FDA approves 2mg Narcan nasal spray for opioid overdose treatment

Adapt Pharma said today that the FDA approved the 2mg formulation of its Narcan nasal spray for the emergency treatment of opioid overdose.

The 2mg dose is intended for opioid-dependent patients that are at risk for severe withdrawal, but are not at a high risk for continued opioid exposure. The approval comes 1 year after the FDA approved its 4mg formulation, which was the 1st needle-free version of naloxone.

The 4mg nasal spray has been commercially available since February last year, after it was reviewed and approved by the FDA under an expedited pathway.

Adapt Pharma’s Narcan nasal sprays are comprised of concentrated naloxone that provides emergency treatment for opioid overdose, including prescription opioid painkiller-related overdose, fentayl, carfentanil, and heroin-related overdose.

In November, Camarus AB (STO:CAMX) and Braeburn Pharmaceuticals said that a late-stage trial of its injectable opioid dependence treatment was successful. CMAX shares surged 16% at the beginning of the week following the announcement.

The injectable buprenorphine therapy could be another treatment used to combat the growing opioid epidemic in the United States, which claimed the lives of more than 47,000 Americans in 2014, according to the Wall Street Journal. In that same year, 650,000 Americans received buprenorphine to treat opioid addiction.

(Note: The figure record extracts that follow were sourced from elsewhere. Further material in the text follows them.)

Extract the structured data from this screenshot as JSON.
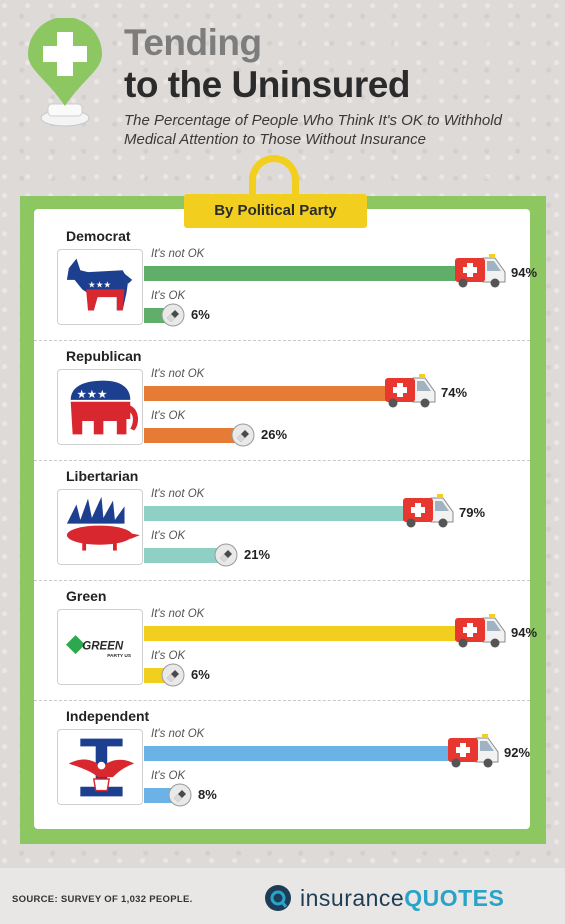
{
  "header": {
    "title_line1": "Tending",
    "title_line2": "to the Uninsured",
    "subtitle": "The Percentage of People Who Think It's OK to Withhold Medical Attention to Those Without Insurance"
  },
  "section_tab": "By Political Party",
  "labels": {
    "not_ok": "It's not OK",
    "ok": "It's OK"
  },
  "chart_data": {
    "type": "bar",
    "title": "By Political Party",
    "categories": [
      "Democrat",
      "Republican",
      "Libertarian",
      "Green",
      "Independent"
    ],
    "series": [
      {
        "name": "It's not OK",
        "values": [
          94,
          74,
          79,
          94,
          92
        ]
      },
      {
        "name": "It's OK",
        "values": [
          6,
          26,
          21,
          6,
          8
        ]
      }
    ],
    "unit": "%",
    "colors": {
      "Democrat": "#5fae6a",
      "Republican": "#e67b36",
      "Libertarian": "#8ed0c4",
      "Green": "#f2cf1f",
      "Independent": "#6bb3e6"
    }
  },
  "green_logo": {
    "word": "GREEN",
    "sub": "PARTY US"
  },
  "footer": {
    "source": "SOURCE: SURVEY OF 1,032 PEOPLE.",
    "brand_a": "insurance",
    "brand_b": "QUOTES"
  },
  "colors": {
    "frame": "#8cc762",
    "tab": "#f2cf1f",
    "ambulance_red": "#e8372e"
  }
}
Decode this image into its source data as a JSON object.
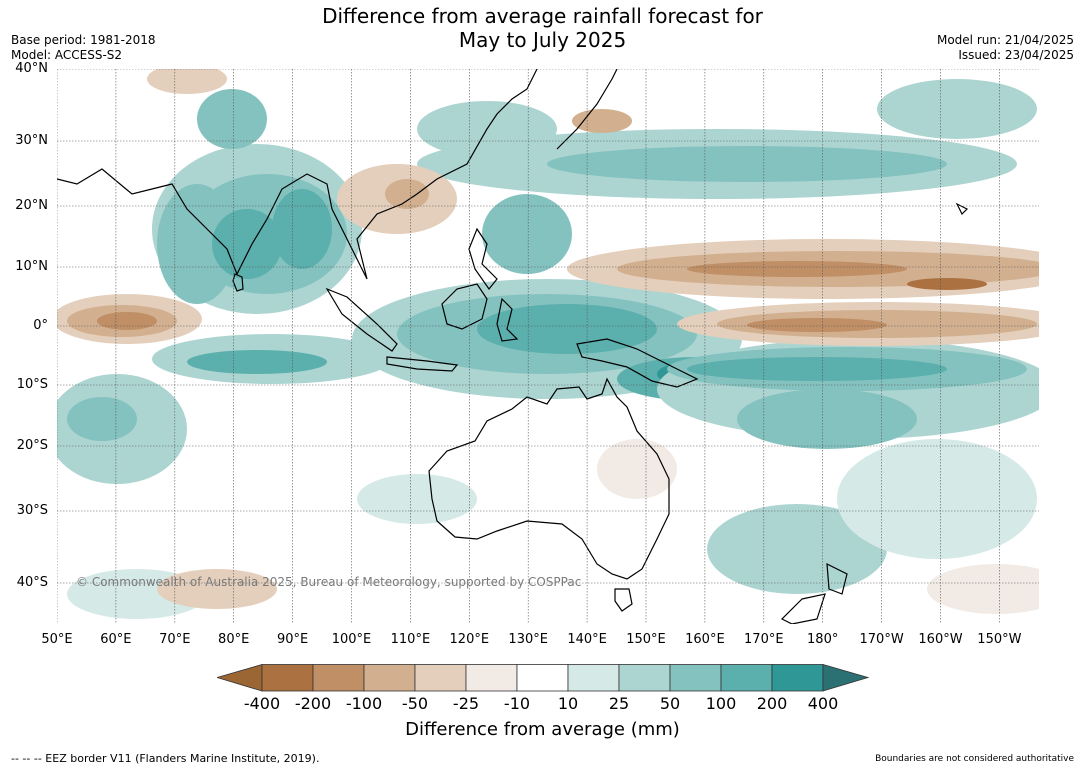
{
  "header": {
    "title_line1": "Difference from average rainfall forecast for",
    "title_line2": "May to July 2025",
    "base_period": "Base period: 1981-2018",
    "model": "Model: ACCESS-S2",
    "model_run": "Model run: 21/04/2025",
    "issued": "Issued: 23/04/2025"
  },
  "map": {
    "lat_labels": [
      "40°N",
      "30°N",
      "20°N",
      "10°N",
      "0°",
      "10°S",
      "20°S",
      "30°S",
      "40°S"
    ],
    "lon_labels": [
      "50°E",
      "60°E",
      "70°E",
      "80°E",
      "90°E",
      "100°E",
      "110°E",
      "120°E",
      "130°E",
      "140°E",
      "150°E",
      "160°E",
      "170°E",
      "180°",
      "170°W",
      "160°W",
      "150°W"
    ],
    "copyright": "© Commonwealth of Australia 2025, Bureau of Meteorology, supported by COSPPac",
    "colors": {
      "grid": "#555555",
      "coast": "#000000",
      "border": "#888888"
    }
  },
  "colorbar": {
    "labels": [
      "-400",
      "-200",
      "-100",
      "-50",
      "-25",
      "-10",
      "10",
      "25",
      "50",
      "100",
      "200",
      "400"
    ],
    "colors": [
      "#9c6534",
      "#ab7140",
      "#c08f66",
      "#d2b08f",
      "#e4cfbc",
      "#f2ebe5",
      "#ffffff",
      "#d5e9e7",
      "#acd5d2",
      "#84c2bf",
      "#5bafad",
      "#2f9896",
      "#2b7173"
    ],
    "title": "Difference from average (mm)"
  },
  "footer": {
    "eez_note": "--  --  -- EEZ border V11 (Flanders Marine Institute, 2019).",
    "disclaimer": "Boundaries are not considered authoritative"
  }
}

Braeburn, which is developing a match-size implant to fight opioid addiction, said this month that it plans to raise $150 million by offering 7,692,308 shares of its common stock. The Princeton, N.J.-based company wrote in regulatory filings that it expects the initial public offering price for its stock to be between $18.00 and $21.00 apiece.

Apple Tree Partners has indicated an interest in buying $50 million of shares of Braeburn’s common stock and has also agreed to purchase $40 million of the company’s common stock in a private placement upon the completion of the public offering.